Kayak lo bakal grogi aja kalo gue liatin!” ejek Alvin. Niatnya, sih, bergurau.
Namun, tanpa disangka Febby membuka mata dan menatap Alvin seraya memasang air
muka serius. Gadis itu bergeming dan terus menatapnya tanpa berkedip hingga
membuat Alvin sadar akan situasi bahaya yang sedang terjadi.
Sumpah
demi Tuhan, setelah Shilla, tatapan Febby saat ini adalah hal kedua yang
membuat jantungnya berdegup tidak sabaran. Bila Shilla membuat hatinya bergetar
bahagia, Febby justru membuatnya takut tujuh turunan. Ia takut kalau Febby
ternyata menyukainya. Tidak, tidak. Biar ia coba perbaiki faktanya. Ia bukan
takut dengan kenyataan Febby menyukainya. Namun, ia merasa takut karena dugaan
Febby menyukainya membuat denyut jantungnya menjadi tidak karuan.
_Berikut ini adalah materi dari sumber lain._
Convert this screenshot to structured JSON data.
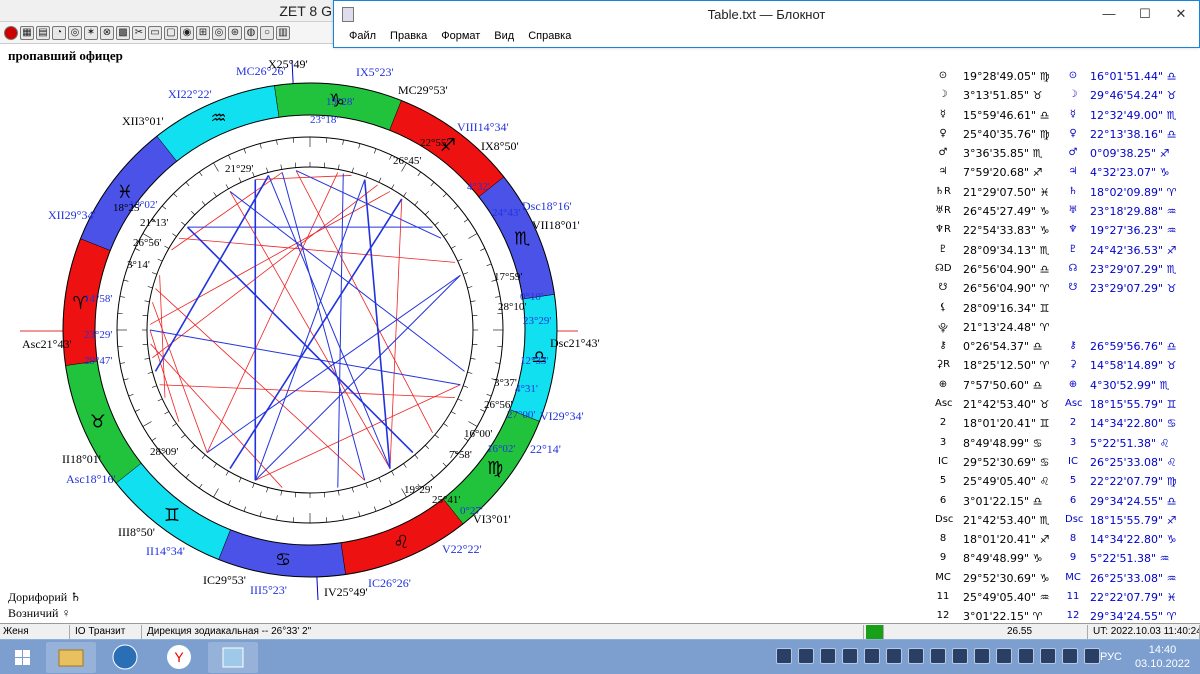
{
  "zet_window": {
    "title_fragment": "ZET 8 G",
    "chart_title": "пропавший офицер"
  },
  "notepad": {
    "title": "Table.txt — Блокнот",
    "menu": [
      "Файл",
      "Правка",
      "Формат",
      "Вид",
      "Справка"
    ],
    "min": "—",
    "max": "☐",
    "close": "✕"
  },
  "chart": {
    "angle_labels": [
      {
        "id": "mc",
        "text": "MC26°26'"
      },
      {
        "id": "c10",
        "text": "X25°49'"
      },
      {
        "id": "c9",
        "text": "IX5°23'"
      },
      {
        "id": "mc2",
        "text": "MC29°53'"
      },
      {
        "id": "c8",
        "text": "VIII14°34'"
      },
      {
        "id": "c8b",
        "text": "IX8°50'"
      },
      {
        "id": "dsc",
        "text": "Dsc18°16'"
      },
      {
        "id": "c7",
        "text": "VII18°01'"
      },
      {
        "id": "dsc2",
        "text": "Dsc21°43'"
      },
      {
        "id": "c6",
        "text": "VI29°34'"
      },
      {
        "id": "c6b",
        "text": "22°14'"
      },
      {
        "id": "c5",
        "text": "VI3°01'"
      },
      {
        "id": "c5b",
        "text": "V22°22'"
      },
      {
        "id": "ic",
        "text": "IC26°26'"
      },
      {
        "id": "c4",
        "text": "IV25°49'"
      },
      {
        "id": "c3",
        "text": "III5°23'"
      },
      {
        "id": "ic2",
        "text": "IC29°53'"
      },
      {
        "id": "c2",
        "text": "II14°34'"
      },
      {
        "id": "c2b",
        "text": "III8°50'"
      },
      {
        "id": "asc",
        "text": "Asc18°16'"
      },
      {
        "id": "c1",
        "text": "II18°01'"
      },
      {
        "id": "asc2",
        "text": "Asc21°43'"
      },
      {
        "id": "c12",
        "text": "XII29°34'"
      },
      {
        "id": "c12b",
        "text": "XII3°01'"
      },
      {
        "id": "c11",
        "text": "XI22°22'"
      }
    ],
    "planet_labels": [
      {
        "id": "p1",
        "text": "19°28'"
      },
      {
        "id": "p2",
        "text": "23°18'"
      },
      {
        "id": "p3",
        "text": "22°55'"
      },
      {
        "id": "p4",
        "text": "26°45'"
      },
      {
        "id": "p5",
        "text": "4°32'"
      },
      {
        "id": "p6",
        "text": "24°43'"
      },
      {
        "id": "p7",
        "text": "21°29'"
      },
      {
        "id": "p8",
        "text": "18°02'"
      },
      {
        "id": "p9",
        "text": "21°13'"
      },
      {
        "id": "p10",
        "text": "26°56'"
      },
      {
        "id": "p11",
        "text": "3°14'"
      },
      {
        "id": "p12",
        "text": "14°58'"
      },
      {
        "id": "p13",
        "text": "23°29'"
      },
      {
        "id": "p14",
        "text": "29°47'"
      },
      {
        "id": "p15",
        "text": "17°59'"
      },
      {
        "id": "p16",
        "text": "0°10'"
      },
      {
        "id": "p17",
        "text": "28°10'"
      },
      {
        "id": "p18",
        "text": "23°29'"
      },
      {
        "id": "p19",
        "text": "12°33'"
      },
      {
        "id": "p20",
        "text": "3°37'"
      },
      {
        "id": "p21",
        "text": "4°31'"
      },
      {
        "id": "p22",
        "text": "26°56'"
      },
      {
        "id": "p23",
        "text": "27°00'"
      },
      {
        "id": "p24",
        "text": "16°00'"
      },
      {
        "id": "p25",
        "text": "16°02'"
      },
      {
        "id": "p26",
        "text": "7°58'"
      },
      {
        "id": "p27",
        "text": "19°29'"
      },
      {
        "id": "p28",
        "text": "25°41'"
      },
      {
        "id": "p29",
        "text": "0°27'"
      },
      {
        "id": "p30",
        "text": "28°09'"
      },
      {
        "id": "p31",
        "text": "18°25'"
      }
    ]
  },
  "table": [
    {
      "g1": "⊙",
      "v1": "19°28'49.05\" ♍",
      "g2": "⊙",
      "v2": "16°01'51.44\" ♎"
    },
    {
      "g1": "☽",
      "v1": "3°13'51.85\" ♉",
      "g2": "☽",
      "v2": "29°46'54.24\" ♉"
    },
    {
      "g1": "☿",
      "v1": "15°59'46.61\" ♎",
      "g2": "☿",
      "v2": "12°32'49.00\" ♏"
    },
    {
      "g1": "♀",
      "v1": "25°40'35.76\" ♍",
      "g2": "♀",
      "v2": "22°13'38.16\" ♎"
    },
    {
      "g1": "♂",
      "v1": "3°36'35.85\" ♏",
      "g2": "♂",
      "v2": "0°09'38.25\" ♐"
    },
    {
      "g1": "♃",
      "v1": "7°59'20.68\" ♐",
      "g2": "♃",
      "v2": "4°32'23.07\" ♑"
    },
    {
      "g1": "♄R",
      "v1": "21°29'07.50\" ♓",
      "g2": "♄",
      "v2": "18°02'09.89\" ♈"
    },
    {
      "g1": "♅R",
      "v1": "26°45'27.49\" ♑",
      "g2": "♅",
      "v2": "23°18'29.88\" ♒"
    },
    {
      "g1": "♆R",
      "v1": "22°54'33.83\" ♑",
      "g2": "♆",
      "v2": "19°27'36.23\" ♒"
    },
    {
      "g1": "♇",
      "v1": "28°09'34.13\" ♏",
      "g2": "♇",
      "v2": "24°42'36.53\" ♐"
    },
    {
      "g1": "☊D",
      "v1": "26°56'04.90\" ♎",
      "g2": "☊",
      "v2": "23°29'07.29\" ♏"
    },
    {
      "g1": "☋",
      "v1": "26°56'04.90\" ♈",
      "g2": "☋",
      "v2": "23°29'07.29\" ♉"
    },
    {
      "g1": "⚸",
      "v1": "28°09'16.34\" ♊",
      "g2": "",
      "v2": ""
    },
    {
      "g1": "⯓",
      "v1": "21°13'24.48\" ♈",
      "g2": "",
      "v2": ""
    },
    {
      "g1": "⚷",
      "v1": "0°26'54.37\" ♎",
      "g2": "⚷",
      "v2": "26°59'56.76\" ♎"
    },
    {
      "g1": "⚳R",
      "v1": "18°25'12.50\" ♈",
      "g2": "⚳",
      "v2": "14°58'14.89\" ♉"
    },
    {
      "g1": "⊕",
      "v1": "7°57'50.60\" ♎",
      "g2": "⊕",
      "v2": "4°30'52.99\" ♏"
    },
    {
      "g1": "Asc",
      "v1": "21°42'53.40\" ♉",
      "g2": "Asc",
      "v2": "18°15'55.79\" ♊"
    },
    {
      "g1": "2",
      "v1": "18°01'20.41\" ♊",
      "g2": "2",
      "v2": "14°34'22.80\" ♋"
    },
    {
      "g1": "3",
      "v1": "8°49'48.99\" ♋",
      "g2": "3",
      "v2": "5°22'51.38\" ♌"
    },
    {
      "g1": "IC",
      "v1": "29°52'30.69\" ♋",
      "g2": "IC",
      "v2": "26°25'33.08\" ♌"
    },
    {
      "g1": "5",
      "v1": "25°49'05.40\" ♌",
      "g2": "5",
      "v2": "22°22'07.79\" ♍"
    },
    {
      "g1": "6",
      "v1": "3°01'22.15\" ♎",
      "g2": "6",
      "v2": "29°34'24.55\" ♎"
    },
    {
      "g1": "Dsc",
      "v1": "21°42'53.40\" ♏",
      "g2": "Dsc",
      "v2": "18°15'55.79\" ♐"
    },
    {
      "g1": "8",
      "v1": "18°01'20.41\" ♐",
      "g2": "8",
      "v2": "14°34'22.80\" ♑"
    },
    {
      "g1": "9",
      "v1": "8°49'48.99\" ♑",
      "g2": "9",
      "v2": "5°22'51.38\" ♒"
    },
    {
      "g1": "MC",
      "v1": "29°52'30.69\" ♑",
      "g2": "MC",
      "v2": "26°25'33.08\" ♒"
    },
    {
      "g1": "11",
      "v1": "25°49'05.40\" ♒",
      "g2": "11",
      "v2": "22°22'07.79\" ♓"
    },
    {
      "g1": "12",
      "v1": "3°01'22.15\" ♈",
      "g2": "12",
      "v2": "29°34'24.55\" ♈"
    }
  ],
  "footer": {
    "line1": "Дорифорий ♄",
    "line2": "Возничий ♀"
  },
  "statusbar": {
    "name": "Женя",
    "mode": "IO Транзит",
    "direction": "Дирекция зодиакальная -- 26°33' 2\"",
    "value": "26.55",
    "ut": "UT: 2022.10.03 11:40:24"
  },
  "taskbar": {
    "lang": "РУС",
    "time": "14:40",
    "date": "03.10.2022"
  }
}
Masalahnya,
dulu Febby sudah pernah menyatakan cinta terang-terangan kepadanya, meskipun
hanyalah rekayasa belaka, dan seluruh dirinya tidak bereaksi apa-apa. Tapi
sekarang, ia justru berdebar.
Febby
menutup matanya kembali dalam diam yang membuat fantasi Alvin menjadi semakin
liar. Pikiran tentang Febby menyukainya tidak bisa ia enyahkan dari otaknya.
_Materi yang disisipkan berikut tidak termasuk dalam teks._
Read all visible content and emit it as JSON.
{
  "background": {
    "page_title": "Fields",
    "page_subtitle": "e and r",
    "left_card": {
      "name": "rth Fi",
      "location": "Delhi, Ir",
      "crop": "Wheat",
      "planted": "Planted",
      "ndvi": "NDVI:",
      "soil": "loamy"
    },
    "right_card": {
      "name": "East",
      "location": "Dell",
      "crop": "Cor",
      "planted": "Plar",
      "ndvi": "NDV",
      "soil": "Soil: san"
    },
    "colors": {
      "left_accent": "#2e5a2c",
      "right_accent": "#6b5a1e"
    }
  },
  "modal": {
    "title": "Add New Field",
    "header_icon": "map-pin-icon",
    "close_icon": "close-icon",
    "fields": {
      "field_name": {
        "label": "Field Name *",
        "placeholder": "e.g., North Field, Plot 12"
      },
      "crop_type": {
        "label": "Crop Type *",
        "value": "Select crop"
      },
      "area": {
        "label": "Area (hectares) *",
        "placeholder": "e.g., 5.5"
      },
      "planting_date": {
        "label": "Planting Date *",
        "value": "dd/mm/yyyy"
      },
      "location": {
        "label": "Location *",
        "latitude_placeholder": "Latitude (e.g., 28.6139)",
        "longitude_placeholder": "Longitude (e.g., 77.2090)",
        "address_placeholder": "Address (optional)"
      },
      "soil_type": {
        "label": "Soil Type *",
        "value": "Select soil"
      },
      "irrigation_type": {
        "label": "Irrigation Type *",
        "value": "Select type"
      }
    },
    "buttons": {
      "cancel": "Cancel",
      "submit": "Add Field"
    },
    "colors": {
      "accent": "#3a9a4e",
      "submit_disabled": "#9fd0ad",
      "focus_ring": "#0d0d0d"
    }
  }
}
Pada akhirnya ia memilih menyerah dan memutus jalannya drama yang sedang
berlangsung. Ia tidak memerlukan pembenaran dari mulut Febby karena itu sama
sekali tidak membantu menstabilkan hubungan di antara mereka yang tengah
tergoncang.
Alvin
menegakkan tubuhnya segera dan turun dari ranjang. Ia mulai melangkahkan kaki hendak
beranjak. Akan tetapi, langkahnya yang belum seberapa itu harus berhenti karena
Febby tiba-tiba bersuara.
“Ga nanya
kenapa gue grogi?”
Sial.
Alvin mengumpat tertahan dalam hati. Ia sungguh tidak berharap apapun keluar
dari mulut Febby sekarang. Jangan bilang kalo sekarang dia mau nembak gue lagi?
Mati gue. Mati.
Buk!
Tiba-tiba
suasana tegang tadi sirna seketika. Bukan pernyataan cinta seperti yang sudah
ia wanti-wanti sebelumnya, Alvin justru menerima lemparan bantal dari Febby.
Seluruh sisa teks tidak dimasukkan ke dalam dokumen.